Aside: The open source community is powered by git which interestingly is accessible, verifiable, interoperable, and persistent. The git wiki reads: "[git] is designed for coordinating work among programmers, but it can be used to track changes in any set of files. Its goals include speed, data integrity, and support for distributed, non-linear workflows". Though it does not have the concept of real-time, perhaps this is the true minimum viable metaverse?
Going forward
Hopefully this helped shed some light on the potential value to be unlocked the next decade. This topic is a large part of why I am creating this site today. AI and data science are interwoven into every facet of our digital future. It is hard to imagine that gaining more operational knowledge in these areas will prove to be a waste of time. If you found this article interesting, I encourage you to start thinking more about APIs, NLP, and how they can all work together. The shift won't look like an overnight virtual world, you have time to help shape the tools that build value.
This essay could be 20x the length and still not cover all the topics it should. Instead I will leave you with a few question to keep you thinking.
How do we avoid the pitfalls faced by blockchain? How do we get the media companies on board right away, and leading with the killer app.
How can partnerships be created to reduce fragmentations?
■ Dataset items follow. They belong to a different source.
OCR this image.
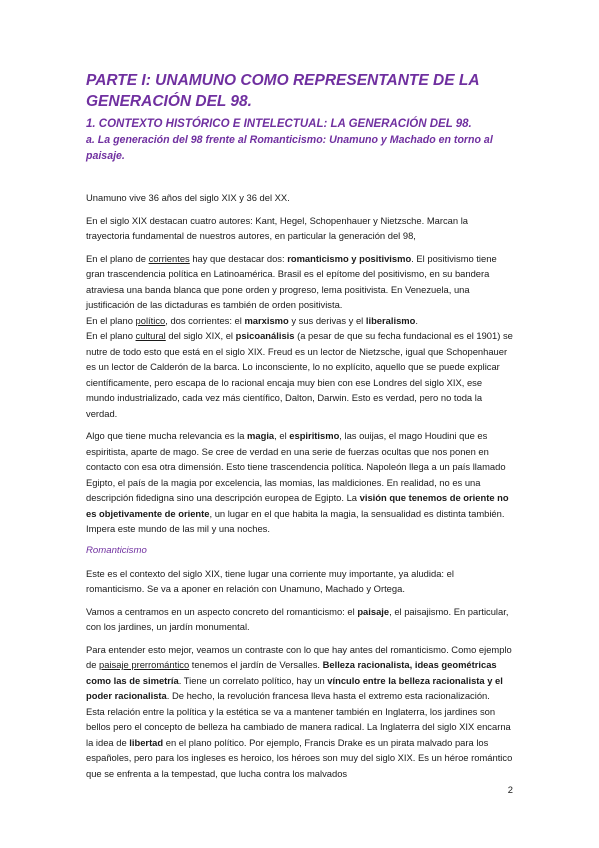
PARTE I: UNAMUNO COMO REPRESENTANTE DE LA GENERACIÓN DEL 98.
1. CONTEXTO HISTÓRICO E INTELECTUAL: LA GENERACIÓN DEL 98.
a. La generación del 98 frente al Romanticismo: Unamuno y Machado en torno al paisaje.

Unamuno vive 36 años del siglo XIX y 36 del XX.

En el siglo XIX destacan cuatro autores: Kant, Hegel, Schopenhauer y Nietzsche. Marcan la trayectoria fundamental de nuestros autores, en particular la generación del 98,

En el plano de corrientes hay que destacar dos: romanticismo y positivismo. El positivismo tiene gran trascendencia política en Latinoamérica. Brasil es el epítome del positivismo, en su bandera atraviesa una banda blanca que pone orden y progreso, lema positivista. En Venezuela, una justificación de las dictaduras es también de orden positivista.

En el plano político, dos corrientes: el marxismo y sus derivas y el liberalismo.

En el plano cultural del siglo XIX, el psicoanálisis (a pesar de que su fecha fundacional es el 1901) se nutre de todo esto que está en el siglo XIX. Freud es un lector de Nietzsche, igual que Schopenhauer es un lector de Calderón de la barca. Lo inconsciente, lo no explícito, aquello que se puede explicar científicamente, pero escapa de lo racional encaja muy bien con ese Londres del siglo XIX, ese mundo industrializado, cada vez más científico, Dalton, Darwin. Esto es verdad, pero no toda la verdad.

Algo que tiene mucha relevancia es la magia, el espiritismo, las ouijas, el mago Houdini que es espiritista, aparte de mago. Se cree de verdad en una serie de fuerzas ocultas que nos ponen en contacto con esa otra dimensión. Esto tiene trascendencia política. Napoleón llega a un país llamado Egipto, el país de la magia por excelencia, las momias, las maldiciones. En realidad, no es una descripción fidedigna sino una descripción europea de Egipto. La visión que tenemos de oriente no es objetivamente de oriente, un lugar en el que habita la magia, la sensualidad es distinta también. Impera este mundo de las mil y una noches.

Romanticismo

Este es el contexto del siglo XIX, tiene lugar una corriente muy importante, ya aludida: el romanticismo. Se va a aponer en relación con Unamuno, Machado y Ortega.

Vamos a centramos en un aspecto concreto del romanticismo: el paisaje, el paisajismo. En particular, con los jardines, un jardín monumental.

Para entender esto mejor, veamos un contraste con lo que hay antes del romanticismo. Como ejemplo de paisaje prerromántico tenemos el jardín de Versalles. Belleza racionalista, ideas geométricas como las de simetría. Tiene un correlato político, hay un vínculo entre la belleza racionalista y el poder racionalista. De hecho, la revolución francesa lleva hasta el extremo esta racionalización.

Esta relación entre la política y la estética se va a mantener también en Inglaterra, los jardines son bellos pero el concepto de belleza ha cambiado de manera radical. La Inglaterra del siglo XIX encarna la idea de libertad en el plano político. Por ejemplo, Francis Drake es un pirata malvado para los españoles, pero para los ingleses es heroico, los héroes son muy del siglo XIX. Es un héroe romántico que se enfrenta a la tempestad, que lucha contra los malvados

2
How could the metaverse enable remote work?
Ethical topics to ponder:
How will this virtual society be structured?
Will the metaverse be global? How does nationalism impact a universal data layer?
In a virtual world, who makes or enforces laws?
How can a virtual world be structured so that the gains won't just be captured by large companies?
How much will rent on data persistence be?
Does digital gentrification pose a serious threat?